Please note that (3) can be expanded out as $$\begin{aligned}\boldsymbol{\tau}_{A} & =\mathcal{I}_{C}\boldsymbol{\alpha}+\boldsymbol{c}\times m\left(\boldsymbol{a}_{A}+\boldsymbol{\alpha}\times\boldsymbol{c}+\boldsymbol{\omega}\times(\boldsymbol{\omega}\times\boldsymbol{c})\right)+\boldsymbol{\omega}\times\mathcal{I}_{C}\boldsymbol{\omega}\\ & =\boldsymbol{c}\times m\boldsymbol{a}_{A}+\mathcal{I}_{C}\boldsymbol{\alpha}+\boldsymbol{c}\times m\left(\boldsymbol{\alpha}\times\boldsymbol{c}\right)+\boldsymbol{c}\times m\left(\boldsymbol{\omega}\times(\boldsymbol{\omega}\times\boldsymbol{c})\right)+\boldsymbol{\omega}\times\mathcal{I}_{C}\boldsymbol{\omega}\\ & =\boldsymbol{c}\times m\boldsymbol{a}_{A}+\underbrace{\mathcal{I}_{C}\boldsymbol{\alpha}-\boldsymbol{c}\times m\left(\boldsymbol{c}\times\boldsymbol{\alpha}\right)}_{\mathcal{I}_{A}\boldsymbol{\alpha}}+\boldsymbol{\omega}\times m\left(\boldsymbol{c}\times(\boldsymbol{\omega}\times\boldsymbol{c})\right)+\boldsymbol{\omega}\times\mathcal{I}_{C}\boldsymbol{\omega}\\ \boldsymbol{\tau}_{A} & =\boldsymbol{c}\times m\boldsymbol{a}_{A}+\mathcal{I}_{A}\boldsymbol{\alpha}+\boldsymbol{\omega}\times\mathcal{I}_{A}\boldsymbol{\omega} \end{aligned} \tag{5}$$

which is used to produce the 6-vector form of the Newton-Euler equations of motion

$$\begin{bmatrix}\boldsymbol{F}\\ \boldsymbol{\tau}_{A} \end{bmatrix}=\begin{bmatrix}m & \text{-}m[\boldsymbol{c}\times]\\ m[\boldsymbol{c}\times] & \mathcal{I}_{A} \end{bmatrix}\begin{bmatrix}\boldsymbol{a}_{A}\\ \boldsymbol{\alpha} \end{bmatrix}+\begin{bmatrix}\boldsymbol{\omega}\times m(\boldsymbol{\omega}\times\boldsymbol{c})\\ \boldsymbol{\omega}\times\mathcal{I}_{A}\boldsymbol{\omega} \end{bmatrix} \tag{6} $$ where $$ [\boldsymbol{c}\times] = \pmatrix{0 & -c_z & c_y \\ c_z & 0 & -c_x \\ -c_y & c_x & 0}$$ is the 3×3 skew-symmetric cross-product matrix operator, and $\mathcal{I}_{A}=\mathcal{I}_{C}-m[\boldsymbol{c}\times][\boldsymbol{c}\times]$ is the mass moment of inertia tensor summed about point A produced by the parallel axis theorem in vector form.

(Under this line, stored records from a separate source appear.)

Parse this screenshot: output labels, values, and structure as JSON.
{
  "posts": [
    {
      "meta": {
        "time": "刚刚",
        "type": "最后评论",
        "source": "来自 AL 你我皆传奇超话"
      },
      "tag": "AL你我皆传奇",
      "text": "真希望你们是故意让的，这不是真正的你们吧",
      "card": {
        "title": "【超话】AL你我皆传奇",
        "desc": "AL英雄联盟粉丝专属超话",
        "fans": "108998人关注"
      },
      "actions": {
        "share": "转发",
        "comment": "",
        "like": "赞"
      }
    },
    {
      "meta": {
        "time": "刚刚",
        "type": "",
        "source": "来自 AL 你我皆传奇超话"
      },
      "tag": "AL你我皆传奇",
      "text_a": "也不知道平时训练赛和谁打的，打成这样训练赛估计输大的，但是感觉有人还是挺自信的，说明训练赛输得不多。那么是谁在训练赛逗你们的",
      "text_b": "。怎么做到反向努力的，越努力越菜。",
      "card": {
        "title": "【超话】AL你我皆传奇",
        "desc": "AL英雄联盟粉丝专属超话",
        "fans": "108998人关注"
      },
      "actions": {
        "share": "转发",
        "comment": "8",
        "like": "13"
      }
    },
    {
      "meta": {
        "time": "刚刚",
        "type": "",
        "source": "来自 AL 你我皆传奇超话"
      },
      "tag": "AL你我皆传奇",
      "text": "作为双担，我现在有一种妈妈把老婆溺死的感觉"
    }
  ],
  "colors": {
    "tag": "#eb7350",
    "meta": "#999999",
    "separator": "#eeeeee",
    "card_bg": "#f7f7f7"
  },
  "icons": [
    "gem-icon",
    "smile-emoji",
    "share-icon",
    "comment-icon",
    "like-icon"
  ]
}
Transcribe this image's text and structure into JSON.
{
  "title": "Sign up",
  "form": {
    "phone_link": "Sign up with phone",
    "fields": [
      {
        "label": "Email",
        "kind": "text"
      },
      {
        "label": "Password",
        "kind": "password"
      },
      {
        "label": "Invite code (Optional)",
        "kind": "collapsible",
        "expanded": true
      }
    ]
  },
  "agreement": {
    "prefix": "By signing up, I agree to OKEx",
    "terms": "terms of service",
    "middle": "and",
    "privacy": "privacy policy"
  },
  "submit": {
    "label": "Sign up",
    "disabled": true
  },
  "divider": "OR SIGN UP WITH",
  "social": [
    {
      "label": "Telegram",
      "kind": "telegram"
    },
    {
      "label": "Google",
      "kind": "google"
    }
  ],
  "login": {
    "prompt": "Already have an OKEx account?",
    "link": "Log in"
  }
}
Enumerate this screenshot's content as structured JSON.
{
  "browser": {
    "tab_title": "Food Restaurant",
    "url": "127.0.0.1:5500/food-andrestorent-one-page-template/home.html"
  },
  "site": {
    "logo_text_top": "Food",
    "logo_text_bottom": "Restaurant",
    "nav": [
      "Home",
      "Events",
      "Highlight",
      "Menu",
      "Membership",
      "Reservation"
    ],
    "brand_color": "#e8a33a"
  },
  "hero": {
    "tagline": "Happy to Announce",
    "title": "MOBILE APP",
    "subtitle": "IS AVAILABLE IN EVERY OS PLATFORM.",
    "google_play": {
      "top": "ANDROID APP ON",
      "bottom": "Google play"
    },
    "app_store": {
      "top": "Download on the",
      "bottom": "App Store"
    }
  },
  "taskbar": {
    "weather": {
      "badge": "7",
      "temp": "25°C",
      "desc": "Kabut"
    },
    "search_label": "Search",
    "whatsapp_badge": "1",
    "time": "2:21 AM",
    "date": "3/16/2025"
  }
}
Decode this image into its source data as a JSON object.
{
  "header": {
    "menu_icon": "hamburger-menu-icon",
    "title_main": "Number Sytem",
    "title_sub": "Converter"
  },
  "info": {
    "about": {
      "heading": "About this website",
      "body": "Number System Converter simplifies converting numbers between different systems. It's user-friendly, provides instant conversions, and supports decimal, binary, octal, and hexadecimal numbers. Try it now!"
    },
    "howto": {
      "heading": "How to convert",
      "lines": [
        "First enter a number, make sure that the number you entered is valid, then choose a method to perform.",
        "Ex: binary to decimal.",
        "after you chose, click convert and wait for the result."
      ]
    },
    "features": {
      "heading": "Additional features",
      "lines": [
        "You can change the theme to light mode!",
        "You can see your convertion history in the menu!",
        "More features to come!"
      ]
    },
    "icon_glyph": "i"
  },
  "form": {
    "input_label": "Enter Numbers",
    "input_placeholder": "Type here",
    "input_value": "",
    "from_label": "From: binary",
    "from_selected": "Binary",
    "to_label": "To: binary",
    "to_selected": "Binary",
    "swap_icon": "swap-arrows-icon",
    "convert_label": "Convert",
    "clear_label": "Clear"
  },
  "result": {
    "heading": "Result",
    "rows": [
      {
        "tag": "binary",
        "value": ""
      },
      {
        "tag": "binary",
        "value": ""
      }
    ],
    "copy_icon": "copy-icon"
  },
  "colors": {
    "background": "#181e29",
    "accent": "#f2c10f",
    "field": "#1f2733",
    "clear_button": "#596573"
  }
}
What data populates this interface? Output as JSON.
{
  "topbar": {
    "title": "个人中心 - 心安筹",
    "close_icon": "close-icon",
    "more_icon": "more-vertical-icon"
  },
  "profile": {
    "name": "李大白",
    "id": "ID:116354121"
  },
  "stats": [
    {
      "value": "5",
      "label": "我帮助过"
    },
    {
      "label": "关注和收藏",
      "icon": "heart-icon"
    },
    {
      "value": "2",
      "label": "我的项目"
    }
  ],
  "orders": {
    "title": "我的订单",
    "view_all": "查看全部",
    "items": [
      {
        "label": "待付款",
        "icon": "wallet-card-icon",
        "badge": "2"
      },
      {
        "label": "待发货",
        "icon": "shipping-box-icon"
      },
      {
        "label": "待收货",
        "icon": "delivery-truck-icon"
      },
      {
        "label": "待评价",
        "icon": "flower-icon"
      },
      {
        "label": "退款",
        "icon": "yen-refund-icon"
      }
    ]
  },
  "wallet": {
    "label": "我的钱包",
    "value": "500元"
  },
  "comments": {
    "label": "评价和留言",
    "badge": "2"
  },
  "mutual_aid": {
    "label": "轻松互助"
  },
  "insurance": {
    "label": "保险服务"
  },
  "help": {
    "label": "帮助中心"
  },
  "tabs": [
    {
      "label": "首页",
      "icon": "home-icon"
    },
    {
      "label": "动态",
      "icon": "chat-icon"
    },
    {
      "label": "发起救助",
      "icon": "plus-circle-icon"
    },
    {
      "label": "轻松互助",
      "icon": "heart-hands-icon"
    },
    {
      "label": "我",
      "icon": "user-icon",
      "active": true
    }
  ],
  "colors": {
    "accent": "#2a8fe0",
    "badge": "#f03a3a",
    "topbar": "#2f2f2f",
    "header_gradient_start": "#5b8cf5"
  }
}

The inverse of (6) is a bit awkward as it involves both $\mathcal{I}_C$ and $\mathcal{I}_A$ at the same time

$$\begin{bmatrix}\boldsymbol{a}_{A}\\ \boldsymbol{\alpha} \end{bmatrix}=\begin{bmatrix}\tfrac{1}{m}-[\boldsymbol{c}\times]\mathcal{I}_{C}^{-1}[\boldsymbol{c}\times] & \mathcal{I}_{C}^{-1}[\boldsymbol{c}\times]\\ -[\boldsymbol{c}\times]\mathcal{I}_{C}^{-1} & \mathcal{I}_{C}^{-1} \end{bmatrix}\left(\begin{bmatrix}\boldsymbol{F}\\ \boldsymbol{\tau}_{A} \end{bmatrix}-\begin{bmatrix}\boldsymbol{\omega}\times m(\boldsymbol{\omega}\times\boldsymbol{c})\\ \boldsymbol{\omega}\times\mathcal{I}_{A}\boldsymbol{\omega} \end{bmatrix}\right) \tag{7}$$